Newsletter

November, 2016

The Skyscraper Ascendant:
A Staircase from the Chicago Stock Exchange

Louis Sullivan staircase from the Chicago Stock Exchange

Recently the Two Red Roses Foundation received as a generous gift to the collections a staircase by Louis Sullivan (1856-1924), the Chicago architect acclaimed for his mastery uniting ornament and form in shaping the image of the early skyscraper and, more broadly, the concepts around early modern design that permeated the American Arts and Crafts movement. In lieu of a complete building, a staircase seems a particularly apt object to represent his achievements in building not only new, taller skyline for Chicago and other cities nationwide, but establishing a legacy that would influence nationwide a generation of architects and designers including his one-time employee, Frank Lloyd Wright (1867-1959). Sullivan’s work, through its lyrical balance of form and function, elegantly bridged the worlds of nineteenth century ornament and the new industrial technologies that saw towering, steel-framed buildings awash with electric lights and staircases paired with the innovation of mechanized elevators.

Detail of Staircase Post from Chicago Stock Exchange
Detail of Staircase Rails from Chicago Stock Exchange

Following his brief architectural experiences under Frank Furness (1839-1912) in Philadelphia and William LeBaron Jenney (1832-1907) in Chicago, in 1880 Sullivan began working with architect and engineer Dankmar Adler (1844-1900), establishing a partnership with him in 1883. In the fifteen years they worked together, their firm completed nearly 180 buildings across the country including the Chicago Stock Exchange (constructed 1893-94) from which this staircase was salvaged. Commissioned by Chicago businessman Ferdinand W. Peck (1848-1924), the 13-story Exchange building eschewed the style of neoclassicism traditional to Beaux Arts training and popularized in the overall design of Chicago’s World’s Columbian Exposition of 1893 to instead express Sullivan’s holistic approach to ornament expressive of natural forms and symbolic of the structure of the building.

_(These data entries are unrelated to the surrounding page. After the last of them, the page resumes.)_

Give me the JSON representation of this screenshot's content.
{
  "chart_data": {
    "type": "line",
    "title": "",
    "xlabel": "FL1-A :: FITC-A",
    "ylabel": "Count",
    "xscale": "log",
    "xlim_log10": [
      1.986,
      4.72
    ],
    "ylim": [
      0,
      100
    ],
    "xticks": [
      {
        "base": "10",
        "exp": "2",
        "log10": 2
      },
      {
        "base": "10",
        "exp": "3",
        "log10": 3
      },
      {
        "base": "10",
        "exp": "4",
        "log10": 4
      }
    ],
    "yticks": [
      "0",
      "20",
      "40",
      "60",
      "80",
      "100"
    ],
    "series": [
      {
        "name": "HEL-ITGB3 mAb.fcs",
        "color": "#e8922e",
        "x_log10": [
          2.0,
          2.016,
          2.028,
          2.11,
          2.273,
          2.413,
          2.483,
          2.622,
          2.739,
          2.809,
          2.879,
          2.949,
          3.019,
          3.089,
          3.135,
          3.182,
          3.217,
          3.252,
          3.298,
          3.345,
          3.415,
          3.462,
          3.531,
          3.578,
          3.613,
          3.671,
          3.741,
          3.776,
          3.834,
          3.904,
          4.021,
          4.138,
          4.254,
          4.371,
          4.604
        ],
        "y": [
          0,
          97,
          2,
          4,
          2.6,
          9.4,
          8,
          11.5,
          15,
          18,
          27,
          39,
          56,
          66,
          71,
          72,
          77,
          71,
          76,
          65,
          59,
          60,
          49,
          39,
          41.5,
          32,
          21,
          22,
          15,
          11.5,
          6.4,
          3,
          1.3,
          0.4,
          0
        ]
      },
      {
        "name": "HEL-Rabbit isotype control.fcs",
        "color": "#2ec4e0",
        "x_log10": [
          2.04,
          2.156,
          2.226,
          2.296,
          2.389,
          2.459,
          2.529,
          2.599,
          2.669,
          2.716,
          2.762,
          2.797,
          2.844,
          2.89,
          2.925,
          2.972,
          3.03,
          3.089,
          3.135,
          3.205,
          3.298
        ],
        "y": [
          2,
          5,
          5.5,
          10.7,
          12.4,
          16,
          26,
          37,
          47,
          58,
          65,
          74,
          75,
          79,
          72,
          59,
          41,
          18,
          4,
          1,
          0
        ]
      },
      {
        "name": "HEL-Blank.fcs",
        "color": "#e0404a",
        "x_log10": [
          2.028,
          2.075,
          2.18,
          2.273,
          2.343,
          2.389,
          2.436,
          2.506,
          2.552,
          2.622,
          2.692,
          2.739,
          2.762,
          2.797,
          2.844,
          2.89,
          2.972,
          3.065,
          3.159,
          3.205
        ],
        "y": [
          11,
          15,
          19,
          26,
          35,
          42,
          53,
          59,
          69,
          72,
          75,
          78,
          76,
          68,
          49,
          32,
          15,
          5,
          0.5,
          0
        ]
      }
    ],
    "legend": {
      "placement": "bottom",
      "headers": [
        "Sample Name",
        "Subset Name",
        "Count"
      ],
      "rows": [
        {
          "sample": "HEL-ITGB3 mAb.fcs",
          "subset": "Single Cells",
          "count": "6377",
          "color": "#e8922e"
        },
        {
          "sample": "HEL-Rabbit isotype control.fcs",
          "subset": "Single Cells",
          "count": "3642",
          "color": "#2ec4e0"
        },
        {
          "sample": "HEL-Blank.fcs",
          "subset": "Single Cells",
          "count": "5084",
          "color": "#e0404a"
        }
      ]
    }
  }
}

Image of the Chicago Stock Exchange from a postcard

Drawing inspiration from Emersonian ideas of nature and earlier designers including the Englishman Owen Jones (1809-1874), whose Grammar of Ornament (1856) illustrated the stylization of natural elements as well as designs from non-European sources, Sullivan created his own particular blends of abstracted motifs distilled from imagery of seed pods, tendrils, and flowers. Although the formal elements of this staircase are not novel, meeting his principle of “where function does not change, form does not change,” the copper-plated cast iron surfaces of its newel posts, risers, and balustrade are a rich tapestry of novel reliefs repeating interlocking geometries and vegetative whorls. While these suggest the fluid, organic dynamic of Art Nouveau styling, they are yet distinctly contained and ordered as the product of architectural design in service to the whole.

Historical image of the Sullivan Staircase as it was once installed in the Chicago Stock Exchange

Originally this staircase was one of many installed in two locations between the 4th and 12th floors of the Exchange building, flanking a central hallway with banks of elevators that also provided access to the office spaces on these floors. As in Sullivan’s other buildings, his patterns, echoed throughout the interior in stenciled friezes, grillwork, and fixtures, were equally reflected on the exterior of the building, treating the whole of the structure with common and complementary themes as a unifying leitmotif. Like the work of his more progressive peers including a younger generation of Arts and Crafts designers, Sullivan’s achievements in creating his own system of ornament stood in defiance of Beaux Arts neoclassicism and as a rallying cry for a new, distinctly American style befitting the age.

While the demolition of the Chicago Stock Exchange in 1972 meant the loss of one of Adler & Sullivan’s greatest buildings, its demise prompted a renewed fervor in Chicago’s historic preservation movement as fragments of the lost building were subsequently distributed to public and private collections around the country. With the installation of this staircase in the Museum of the American Arts and Crafts Movement, we will join the Art Institute of Chicago and the Metropolitan Museum of Art among other institutions in representing the artistic legacy of the Chicago Stock Exchange and Louis Sullivan’s vision for design and architecture at the turn of the twentieth century.